Mientras avanzaba en la lectura, comprendí que Patrimonio no es sólo un libro sobre la muerte, ni siquiera únicamente sobre el padre; es, sobre todo, un libro imprescindible para entender quién fue Philip Roth. Porque quien aspire a adentrarse en la intimidad más honda del autor, en sus raíces familiares, en sus temores más silenciosos, encontrará aquí un retrato sin velos. Roth no se limita a narrar la enfermedad y la decadencia física de su padre; pone en primer plano lo que muchos prefieren dejar en la penumbra: la enfermedad, con sus detalles más crudos; la degradación inexorable del cuerpo; la vulnerabilidad de la vejez. No hay en estas páginas eufemismos ni decorados: sólo lo inevitable, lo tangible. Quizá por eso Patrimonio deja una marca tan profunda, porque no permite apartar la mirada, porque obliga a enfrentar la certeza de que, tarde o temprano, todos seremos testigos o protagonistas de esa lenta desaparición. Y estoy convencido de que quienes hayan recorrido las páginas de Ordesa de Manuel Vilas, Examen de mi padre de Jorge Volpi o El olvido que seremos de Héctor Abad Faciolince, encontrarán en este libro una resonancia inmediata, una continuidad natural, como si estos relatos dialogaran entre sí en un mismo registro: el de la memoria familiar, el camino del padre, el duelo inevitable, y por qué no decirlo, el legado, el patrimonio, las raíces.

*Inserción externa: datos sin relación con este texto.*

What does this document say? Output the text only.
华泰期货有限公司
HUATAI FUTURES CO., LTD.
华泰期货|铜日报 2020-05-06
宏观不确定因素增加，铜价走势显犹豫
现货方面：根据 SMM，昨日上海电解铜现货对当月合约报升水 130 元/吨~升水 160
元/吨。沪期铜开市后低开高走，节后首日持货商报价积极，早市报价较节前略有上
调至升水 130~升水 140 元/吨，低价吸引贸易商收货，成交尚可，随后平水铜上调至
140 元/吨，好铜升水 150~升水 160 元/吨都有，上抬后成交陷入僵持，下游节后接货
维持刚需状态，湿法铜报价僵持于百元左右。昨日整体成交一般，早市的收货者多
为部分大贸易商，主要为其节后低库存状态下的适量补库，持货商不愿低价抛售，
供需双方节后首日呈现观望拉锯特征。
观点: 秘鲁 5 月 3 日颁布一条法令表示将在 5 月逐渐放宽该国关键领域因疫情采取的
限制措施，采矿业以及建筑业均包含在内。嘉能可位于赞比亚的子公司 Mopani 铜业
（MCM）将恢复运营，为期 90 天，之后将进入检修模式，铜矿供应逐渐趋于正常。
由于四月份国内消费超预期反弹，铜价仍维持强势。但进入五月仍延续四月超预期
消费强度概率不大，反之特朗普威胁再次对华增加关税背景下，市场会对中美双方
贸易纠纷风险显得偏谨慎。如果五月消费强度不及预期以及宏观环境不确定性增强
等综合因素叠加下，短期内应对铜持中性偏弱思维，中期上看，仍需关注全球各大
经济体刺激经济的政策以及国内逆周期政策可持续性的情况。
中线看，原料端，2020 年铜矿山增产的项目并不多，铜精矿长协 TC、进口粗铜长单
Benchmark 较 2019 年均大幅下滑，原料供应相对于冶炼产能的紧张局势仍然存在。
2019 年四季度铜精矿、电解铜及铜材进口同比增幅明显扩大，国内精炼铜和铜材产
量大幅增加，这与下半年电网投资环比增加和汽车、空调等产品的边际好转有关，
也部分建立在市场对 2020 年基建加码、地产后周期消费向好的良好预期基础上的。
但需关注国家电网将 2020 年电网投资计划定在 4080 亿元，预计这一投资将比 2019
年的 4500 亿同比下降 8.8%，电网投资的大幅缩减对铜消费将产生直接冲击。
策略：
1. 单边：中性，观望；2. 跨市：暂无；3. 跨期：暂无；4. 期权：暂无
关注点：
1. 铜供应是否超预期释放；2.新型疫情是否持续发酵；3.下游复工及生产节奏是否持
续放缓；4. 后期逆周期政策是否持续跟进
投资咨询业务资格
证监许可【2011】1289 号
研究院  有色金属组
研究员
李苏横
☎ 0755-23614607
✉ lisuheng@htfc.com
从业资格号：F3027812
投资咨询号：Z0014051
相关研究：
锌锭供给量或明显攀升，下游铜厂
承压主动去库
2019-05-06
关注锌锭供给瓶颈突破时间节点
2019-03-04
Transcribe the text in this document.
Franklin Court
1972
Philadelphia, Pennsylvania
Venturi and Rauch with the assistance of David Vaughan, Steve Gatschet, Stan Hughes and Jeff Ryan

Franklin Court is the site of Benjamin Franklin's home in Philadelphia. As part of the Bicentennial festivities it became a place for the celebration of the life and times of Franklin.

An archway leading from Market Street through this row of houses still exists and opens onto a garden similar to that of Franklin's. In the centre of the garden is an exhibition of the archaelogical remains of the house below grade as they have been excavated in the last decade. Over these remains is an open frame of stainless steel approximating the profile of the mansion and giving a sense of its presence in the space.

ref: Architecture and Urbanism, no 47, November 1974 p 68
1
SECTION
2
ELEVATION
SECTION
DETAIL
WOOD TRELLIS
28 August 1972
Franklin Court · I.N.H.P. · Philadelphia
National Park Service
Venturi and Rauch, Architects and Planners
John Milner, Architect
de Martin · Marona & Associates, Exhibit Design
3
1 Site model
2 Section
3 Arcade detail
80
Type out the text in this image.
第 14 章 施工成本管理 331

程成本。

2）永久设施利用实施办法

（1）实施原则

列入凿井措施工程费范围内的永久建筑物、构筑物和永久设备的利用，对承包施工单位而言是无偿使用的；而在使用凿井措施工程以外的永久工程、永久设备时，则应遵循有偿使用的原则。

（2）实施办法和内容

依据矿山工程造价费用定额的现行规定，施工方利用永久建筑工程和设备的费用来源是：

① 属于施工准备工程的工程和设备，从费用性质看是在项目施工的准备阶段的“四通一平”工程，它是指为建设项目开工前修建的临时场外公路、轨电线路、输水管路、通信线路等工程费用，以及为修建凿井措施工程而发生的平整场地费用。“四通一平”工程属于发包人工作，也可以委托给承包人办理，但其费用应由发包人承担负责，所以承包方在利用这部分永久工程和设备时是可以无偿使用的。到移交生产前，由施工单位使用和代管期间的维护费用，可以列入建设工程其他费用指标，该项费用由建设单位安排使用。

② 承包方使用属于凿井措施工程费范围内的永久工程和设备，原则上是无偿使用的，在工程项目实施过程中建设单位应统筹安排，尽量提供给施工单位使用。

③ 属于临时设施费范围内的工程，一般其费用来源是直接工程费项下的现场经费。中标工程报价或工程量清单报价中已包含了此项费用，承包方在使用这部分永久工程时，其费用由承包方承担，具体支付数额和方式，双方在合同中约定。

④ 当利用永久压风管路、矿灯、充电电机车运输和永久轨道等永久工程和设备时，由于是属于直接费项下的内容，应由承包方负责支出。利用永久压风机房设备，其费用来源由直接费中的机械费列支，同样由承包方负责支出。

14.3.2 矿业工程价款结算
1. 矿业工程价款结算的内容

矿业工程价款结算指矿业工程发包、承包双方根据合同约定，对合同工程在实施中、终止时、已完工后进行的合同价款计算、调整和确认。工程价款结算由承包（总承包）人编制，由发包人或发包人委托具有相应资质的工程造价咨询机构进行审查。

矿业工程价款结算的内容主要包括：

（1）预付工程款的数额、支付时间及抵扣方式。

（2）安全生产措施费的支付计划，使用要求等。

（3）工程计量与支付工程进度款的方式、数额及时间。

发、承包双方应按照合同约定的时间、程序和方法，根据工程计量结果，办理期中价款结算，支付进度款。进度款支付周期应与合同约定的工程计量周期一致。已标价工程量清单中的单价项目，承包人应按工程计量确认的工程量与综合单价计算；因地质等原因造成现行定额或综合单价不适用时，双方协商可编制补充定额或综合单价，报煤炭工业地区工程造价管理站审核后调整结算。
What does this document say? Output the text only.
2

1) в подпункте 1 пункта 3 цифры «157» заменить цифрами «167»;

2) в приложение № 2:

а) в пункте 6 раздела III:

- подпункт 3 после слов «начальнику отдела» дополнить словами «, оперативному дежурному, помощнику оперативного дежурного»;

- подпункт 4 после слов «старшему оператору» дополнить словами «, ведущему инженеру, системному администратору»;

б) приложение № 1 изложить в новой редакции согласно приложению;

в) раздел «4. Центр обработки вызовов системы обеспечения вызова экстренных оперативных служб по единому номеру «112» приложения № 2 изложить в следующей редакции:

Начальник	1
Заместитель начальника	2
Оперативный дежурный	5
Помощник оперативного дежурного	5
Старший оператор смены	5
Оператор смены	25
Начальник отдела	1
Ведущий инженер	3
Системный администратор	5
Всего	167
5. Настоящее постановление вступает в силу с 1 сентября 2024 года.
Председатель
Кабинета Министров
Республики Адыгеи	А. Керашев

No puedo negar que, como lector que ya ha transitado por la muerte de su propio padre, por su deterioro físico y su lenta despedida a causa de un cáncer terminal, leí Patrimonio con una cercanía que va más allá de la empatía literaria. El dolor, las vicisitudes y las dudas que Philip Roth narra no son tan distintas de las que yo mismo experimenté. Esta novela cala más hondo cuando el lector ha recorrido un camino similar, pero no lo hace para hurgar en la herida ni para abrir cicatrices; su efecto es otro, más sereno y más íntimo: leerla es, en cierto modo, una forma de honrar la memoria de nuestros padres, recordándolos tal y como fueron, con sus virtudes y con sus defectos, sin idealizaciones ni reproches, aceptándolos como parte de la misma condición humana que compartimos todos. Porque, así como nosotros también tenemos nuestras flaquezas, también las tuvieron ellos, y las tuvieron, a su vez, los padres de nuestros padres. Es un ciclo que se repite, orgánico, natural, quizá no igual, pero con similitudes. Al final, cuando envejecemos, basta con mirarnos al espejo para descubrir, en ciertos gestos, en una mirada, en la forma de sonreír o de fruncir el ceño, rasgos que pertenecieron a nuestros padres. No somos ellos, es cierto, pero algo de ellos permanece en nosotros para siempre. Leer Patrimonio es, en ese sentido, como asomarse al abismo con los ojos bien abiertos; un libro que, como la muerte misma, no pretende ofrecer lecciones, pero que deja una huella imborrable. Un libro que recuerda, con sobriedad y con valentía, que el único legado verdadero que recibimos es la memoria de quienes nos amaron y a quienes amamos.